Background to this inspection
Updated
23 March 2015
We carried out this inspection under Section 60 of the Health and Social Care Act 2008 as part of our regulatory functions. This inspection was planned to check whether the provider was meeting the legal requirements and regulations associated with the Health and Social Care Act 2008, to look at the overall quality of the service, and to provide a rating for the service under the Care Act 2014.
This inspection took place on 11 November 2014 and was unannounced.
The inspection team consisted of two inspectors and a specialist advisor who was a registered nurse.
Before the inspection we reviewed the information we held about the service including recent inspections, complaints, safeguarding and comments from people who shared their experience with us. We also reviewed notifications received from the home. A notification is used by the home to tell us about events affecting the well-being and or safety of people using the service.
Before the inspection, we asked the provider to complete a provider information return (PIR). This is a form that asks the provider to give some key information about the service, what the service does well and improvements they plan to make. They did not return a PIR and we took this into account when we made the judgements in this report.
We spoke with two night staff; three ancillary staff, three care staff, two senior care staff, the activities co-ordinator and the registered manager.

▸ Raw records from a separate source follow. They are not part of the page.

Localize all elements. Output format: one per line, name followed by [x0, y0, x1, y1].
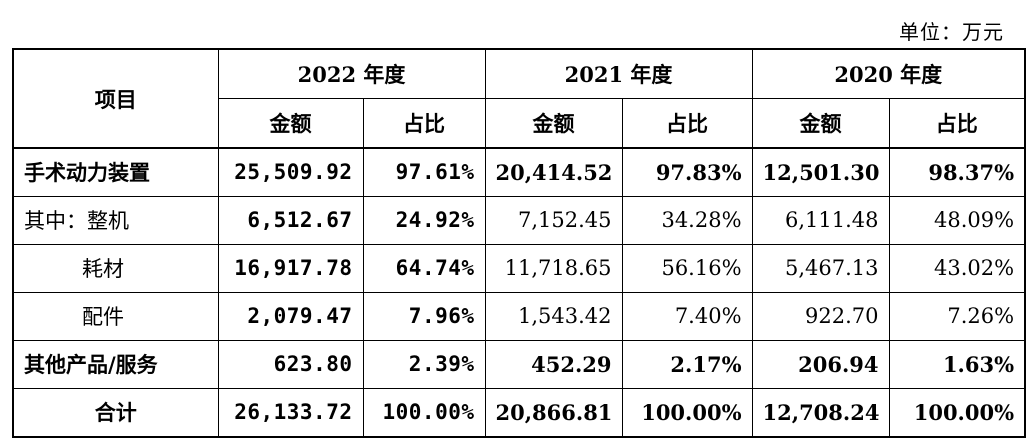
- header-ratio: 占比: [621, 97, 753, 149]
- header-amount: 金额: [751, 97, 890, 149]
- row-label: 耗材: [12, 243, 219, 293]
- cell-value: 922.70: [751, 291, 890, 341]
- cell-value: 7.40%: [621, 291, 753, 341]
- cell-value: 5,467.13: [751, 243, 890, 293]
- cell-value: 34.28%: [621, 195, 753, 245]
- cell-value: 20,414.52: [484, 147, 623, 197]
- table-row: 耗材 16,917.78 64.74% 11,718.65 56.16% 5,4…: [12, 243, 1026, 293]
- header-row-years: 项目 2022 年度 2021 年度 2020 年度: [12, 48, 1026, 149]
- cell-value: 2,079.47: [217, 291, 364, 341]
- cell-value: 7.96%: [362, 291, 486, 341]
- row-label: 合计: [12, 387, 219, 438]
- header-year-2021: 2021 年度: [484, 48, 753, 99]
- cell-value: 48.09%: [888, 195, 1026, 245]
- header-amount: 金额: [217, 97, 364, 149]
- revenue-table: 项目 2022 年度 2021 年度 2020 年度 金额 占比 金额 占比 金…: [12, 48, 1027, 438]
- cell-value: 206.94: [751, 339, 890, 389]
- cell-value: 43.02%: [888, 243, 1026, 293]
- row-label: 手术动力装置: [12, 147, 219, 197]
- cell-value: 7.26%: [888, 291, 1026, 341]
- cell-value: 100.00%: [888, 387, 1026, 438]
- cell-value: 20,866.81: [484, 387, 623, 438]
- cell-value: 7,152.45: [484, 195, 623, 245]
- cell-value: 6,512.67: [217, 195, 364, 245]
- table-row: 其中：整机 6,512.67 24.92% 7,152.45 34.28% 6,…: [12, 195, 1026, 245]
- cell-value: 56.16%: [621, 243, 753, 293]
- table-row: 配件 2,079.47 7.96% 1,543.42 7.40% 922.70 …: [12, 291, 1026, 341]
- cell-value: 1,543.42: [484, 291, 623, 341]
- cell-value: 1.63%: [888, 339, 1026, 389]
- cell-value: 100.00%: [621, 387, 753, 438]
- cell-value: 97.83%: [621, 147, 753, 197]
- cell-value: 64.74%: [362, 243, 486, 293]
- cell-value: 623.80: [217, 339, 364, 389]
- header-year-2022: 2022 年度: [217, 48, 486, 99]
- cell-value: 2.39%: [362, 339, 486, 389]
- row-label: 其中：整机: [12, 195, 219, 245]
- cell-value: 12,501.30: [751, 147, 890, 197]
- row-label: 其他产品/服务: [12, 339, 219, 389]
- header-year-2020: 2020 年度: [751, 48, 1026, 99]
- cell-value: 100.00%: [362, 387, 486, 438]
- header-item: 项目: [12, 48, 219, 149]
- table-row-total: 合计 26,133.72 100.00% 20,866.81 100.00% 1…: [12, 387, 1026, 438]
- cell-value: 6,111.48: [751, 195, 890, 245]
- header-ratio: 占比: [888, 97, 1026, 149]
- cell-value: 452.29: [484, 339, 623, 389]
- unit-label: 单位：万元: [899, 20, 1004, 44]
- cell-value: 97.61%: [362, 147, 486, 197]
- cell-value: 24.92%: [362, 195, 486, 245]
- cell-value: 2.17%: [621, 339, 753, 389]
- cell-value: 25,509.92: [217, 147, 364, 197]
- header-amount: 金额: [484, 97, 623, 149]
- header-ratio: 占比: [362, 97, 486, 149]
- cell-value: 98.37%: [888, 147, 1026, 197]
- cell-value: 12,708.24: [751, 387, 890, 438]
- cell-value: 11,718.65: [484, 243, 623, 293]
- table-row: 手术动力装置 25,509.92 97.61% 20,414.52 97.83%…: [12, 147, 1026, 197]
- row-label: 配件: [12, 291, 219, 341]
- cell-value: 16,917.78: [217, 243, 364, 293]
- cell-value: 26,133.72: [217, 387, 364, 438]
- table-row: 其他产品/服务 623.80 2.39% 452.29 2.17% 206.94…: [12, 339, 1026, 389]
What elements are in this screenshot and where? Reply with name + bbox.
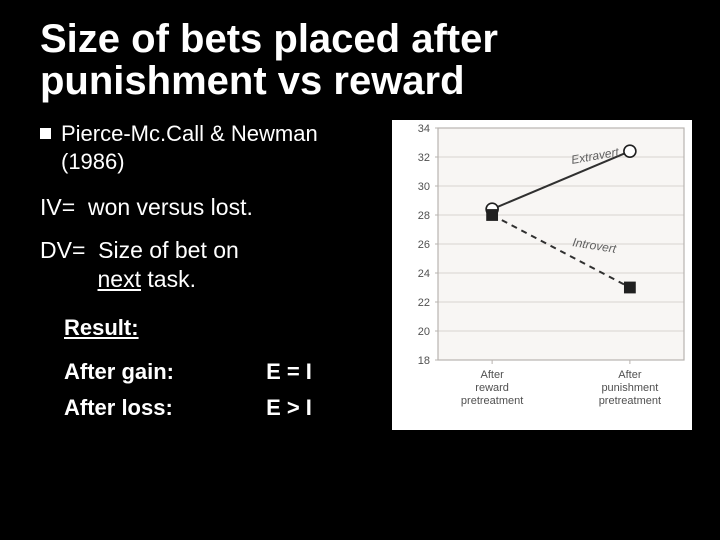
line-chart: 182022242628303234Afterrewardpretreatmen… <box>392 120 692 430</box>
body-area: Pierce-Mc.Call & Newman (1986) IV= won v… <box>40 120 692 430</box>
svg-text:punishment: punishment <box>601 382 658 394</box>
svg-text:26: 26 <box>418 239 430 251</box>
chart-column: 182022242628303234Afterrewardpretreatmen… <box>388 120 692 430</box>
after-gain-value: E = I <box>266 359 380 385</box>
svg-text:22: 22 <box>418 297 430 309</box>
iv-label: IV= <box>40 194 75 220</box>
result-label: Result: <box>64 315 380 341</box>
svg-text:After: After <box>481 369 505 381</box>
result-block: Result: After gain: E = I After loss: E … <box>64 315 380 421</box>
dv-text1: Size of bet on <box>98 237 239 263</box>
svg-text:pretreatment: pretreatment <box>599 395 661 407</box>
dv-next: next <box>98 266 141 292</box>
dv-rest: task. <box>141 266 196 292</box>
bullet-icon <box>40 128 51 139</box>
text-column: Pierce-Mc.Call & Newman (1986) IV= won v… <box>40 120 380 430</box>
dv-label: DV= <box>40 237 85 263</box>
svg-text:30: 30 <box>418 181 430 193</box>
svg-text:28: 28 <box>418 210 430 222</box>
after-gain-label: After gain: <box>64 359 242 385</box>
iv-dv-block: IV= won versus lost. DV= Size of bet on … <box>40 193 380 293</box>
svg-text:After: After <box>618 369 642 381</box>
svg-text:pretreatment: pretreatment <box>461 395 523 407</box>
iv-text: won versus lost. <box>88 194 253 220</box>
dv-row: DV= Size of bet on next task. <box>40 236 380 294</box>
after-loss-label: After loss: <box>64 395 242 421</box>
svg-text:32: 32 <box>418 152 430 164</box>
citation-row: Pierce-Mc.Call & Newman (1986) <box>40 120 380 175</box>
after-loss-value: E > I <box>266 395 380 421</box>
citation-text: Pierce-Mc.Call & Newman (1986) <box>61 120 380 175</box>
svg-text:18: 18 <box>418 355 430 367</box>
slide-title: Size of bets placed after punishment vs … <box>40 18 692 102</box>
svg-text:34: 34 <box>418 123 430 135</box>
result-grid: After gain: E = I After loss: E > I <box>64 359 380 421</box>
iv-row: IV= won versus lost. <box>40 193 380 222</box>
slide: Size of bets placed after punishment vs … <box>0 0 720 540</box>
svg-text:20: 20 <box>418 326 430 338</box>
svg-text:reward: reward <box>475 382 509 394</box>
svg-text:24: 24 <box>418 268 430 280</box>
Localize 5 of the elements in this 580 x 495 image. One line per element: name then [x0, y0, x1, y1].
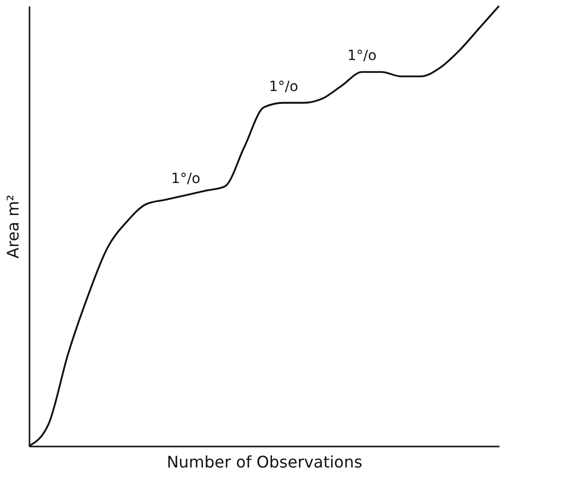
annotation: 1°/o	[268, 78, 298, 95]
annotation: 1°/o	[171, 171, 200, 188]
x-axis-title: Number of Observations	[166, 452, 362, 472]
annotation: 1°/o	[347, 48, 377, 64]
y-axis-title: Area m²	[4, 194, 22, 258]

We spoke with 13 people using the service, two relatives and observed the care provided to 15 people. We looked at seven care plans and other records such as medication records and audits around the safety and suitability of the service and in particular the management of falls.
During the inspection we used the Short Observational framework for Inspection (SOFI). SOFI is a way of observing care to help us understand the experience of people who could not talk with us. We carried out a SOFI observation during lunchtime.
Updated
23 March 2015
The inspection was carried out on the 11 November 2014 and was unannounced.
We last inspected this service in July 2014 to follow up on enforcement action we had commenced in May 2014 with regard to poor care and welfare of people using the service. During our inspection in July 2014, we noted the home had made some improvements but we still had some concerns. We followed these up as part of this inspection and the required improvements have been made.
Chalkney House provides accommodation for up to 47 people who require nursing or personal care. On the day of our inspection there were 36 people living at the home some of whom had dementia.
There was a registered manager in post. A registered manager is a person who has registered with the Care Quality Commission to manage the service. Like registered providers, they are registered persons. Registered persons have legal responsibility for meeting the requirements in the Health and Social Care Act and associated regulations about how the service is run.
CQC is required by law to monitor the operation of the Mental Capacity Act, 2005 (MCA) and Deprivation of Liberty Safeguards (DoLS) and to report on what we find. DoLS are in place to protect people where they do not have capacity to make decisions for themselves and where it is considered necessary to restrict their freedom in some way, usually to protect themselves or others.
The service was acting lawfully to support people around decisions about their care and welfare.
At this inspection we identified poor systems around the safe storage and administration of medicines. This meant we could not be assured that people received their medicines safely. ‘You can see what action we told the provider to take at the back of the full version of the report.’
The home was clean and in good decorative order. However we identified concerns with infection control practices which could increase the risk of acquired infections spreading from one person to the next.
There were sufficient staff to meet people’s needs because the manager showed us the staffing rotas which matched the number of staff working. Staff were attentive to people and met their needs in a timely, appropriate way.
Improvements were needed in the way the provider assessed staffs competency, and evaluated staff training to make sure it was effective. Training records were not up to date and for temporary staff there was no induction records so we were unable to see that all staff had sufficient experience or skills to perform their role.
Staff were kind and caring to people using the service and regularly engaged with people thus promoting their sense of well- being. People had sufficient to eat and drink for their needs and staff encouraged and supported people at mealtimes.
Records told us about people’s needs and how they should be cared for. However we found improvements with record keeping was required because they were not always up to date. Staff spoken with demonstrated a good knowledge about how to care and support people. People we spoke with said they were well cared for and we observed care being provided which was in line with people’s plan of care.
The manager was proactive in managing complaints and reporting any concerns about people’s well-being to the local authority. We saw this from their records and had spoken with staff from the Local Authority who told us the manager reported concerns as appropriate.
Improvements were required in the way the home was managed and the service delivered. Audits did not always identify deficiencies in the service delivery or clearly show what actions had been taken to address these shortfalls. This meant the auditing process was ineffective and we could not always see how the service addressed people’s views and needs.
We found a breach of the Health and Social Care Act 2008 (Regulated Activities) Regulations 2010. You can see what action we told the provider to take at the back of the full version of this report.